Objectives: Assessment of health‐related quality of life (HRQL) in head and neck cancer patients from diagnosis to 5 years after start of treatment.
Study Design: A prospective, descriptive study
...Methods: three hundred fifty‐seven patients from Norway and Sweden filled in HRQL questionnaires, the European Organisation for Research and Treatment of Cancer (EORTC) QLQ–C30 and the EORTC QLQ‐H&N35, six times during the first year and then after 5 years. At 5 years, 167 (87%) of the 192 living patients filled in questionnaires.

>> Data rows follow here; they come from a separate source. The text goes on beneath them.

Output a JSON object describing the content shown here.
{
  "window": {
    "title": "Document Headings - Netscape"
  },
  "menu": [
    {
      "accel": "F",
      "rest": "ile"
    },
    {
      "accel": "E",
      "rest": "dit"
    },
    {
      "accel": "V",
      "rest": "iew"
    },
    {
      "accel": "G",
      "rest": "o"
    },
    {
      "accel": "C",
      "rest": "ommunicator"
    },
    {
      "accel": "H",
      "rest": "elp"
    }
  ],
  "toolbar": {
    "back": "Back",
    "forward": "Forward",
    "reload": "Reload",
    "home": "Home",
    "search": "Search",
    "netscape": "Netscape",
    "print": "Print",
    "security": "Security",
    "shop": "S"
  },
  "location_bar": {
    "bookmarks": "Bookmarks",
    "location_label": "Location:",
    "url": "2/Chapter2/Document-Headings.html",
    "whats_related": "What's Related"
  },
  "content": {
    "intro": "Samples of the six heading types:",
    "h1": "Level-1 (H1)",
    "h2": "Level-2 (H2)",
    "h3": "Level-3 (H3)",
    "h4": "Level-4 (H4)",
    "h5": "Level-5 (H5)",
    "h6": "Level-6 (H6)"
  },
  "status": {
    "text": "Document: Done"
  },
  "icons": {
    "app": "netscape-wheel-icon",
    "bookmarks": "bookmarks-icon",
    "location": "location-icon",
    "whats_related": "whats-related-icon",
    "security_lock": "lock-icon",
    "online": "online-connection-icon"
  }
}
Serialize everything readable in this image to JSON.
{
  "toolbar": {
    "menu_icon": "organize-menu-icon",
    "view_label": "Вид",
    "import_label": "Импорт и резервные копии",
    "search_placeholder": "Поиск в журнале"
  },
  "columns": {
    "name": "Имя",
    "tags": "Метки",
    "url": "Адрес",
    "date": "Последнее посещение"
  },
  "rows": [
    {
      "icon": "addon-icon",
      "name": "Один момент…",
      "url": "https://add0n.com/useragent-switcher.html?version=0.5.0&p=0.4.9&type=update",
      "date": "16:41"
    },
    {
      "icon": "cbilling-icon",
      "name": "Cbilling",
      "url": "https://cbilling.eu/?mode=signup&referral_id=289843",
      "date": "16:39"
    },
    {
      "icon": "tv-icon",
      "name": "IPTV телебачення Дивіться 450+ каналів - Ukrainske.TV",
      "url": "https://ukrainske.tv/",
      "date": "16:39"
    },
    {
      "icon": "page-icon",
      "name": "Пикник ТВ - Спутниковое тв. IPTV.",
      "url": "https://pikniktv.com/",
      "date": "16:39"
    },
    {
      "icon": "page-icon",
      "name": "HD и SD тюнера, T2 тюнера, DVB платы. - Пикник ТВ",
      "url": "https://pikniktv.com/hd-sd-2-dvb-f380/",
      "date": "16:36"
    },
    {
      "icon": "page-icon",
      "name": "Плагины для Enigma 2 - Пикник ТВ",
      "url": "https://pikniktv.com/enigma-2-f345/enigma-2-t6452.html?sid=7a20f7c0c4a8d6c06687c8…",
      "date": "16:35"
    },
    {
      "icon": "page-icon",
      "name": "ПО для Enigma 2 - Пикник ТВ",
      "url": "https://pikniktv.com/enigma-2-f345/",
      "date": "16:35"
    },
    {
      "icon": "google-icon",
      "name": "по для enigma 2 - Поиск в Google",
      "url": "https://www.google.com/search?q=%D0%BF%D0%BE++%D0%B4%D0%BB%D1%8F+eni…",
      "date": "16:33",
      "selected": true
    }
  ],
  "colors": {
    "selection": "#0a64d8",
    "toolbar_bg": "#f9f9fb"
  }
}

Results: Group data: clinical significant improvements in HRQL were not found between 1 and 5 years. Problems with teeth, opening of the mouth, dryness in the mouth, and sticky saliva were persistent or worsening. Similar findings were found regardless of sex, age, stage, or site when clinical significant changes are considered. Patients who died between 1 and 5 years reported reduced HRQL on 15 of 28 scales at 1 year compared with the survivors. Individual data: 40% of patients reported improved global HRQL from diagnosis to 5 years after start of treatment. In addition, 11% had “top scores” at both assessment points. The pattern in global HRQL scores also applies for most of the other function and symptom scales.
Conclusion: After the first year after treatment, recovery of the persisting side effects of treatment cannot be expected for the group as a whole. Patients must be prepared for this. Some individual patients experience improvement in global HRQL. HRQL assessments in daily clinical practice can identify patients who are in need of additional support and symptom relief.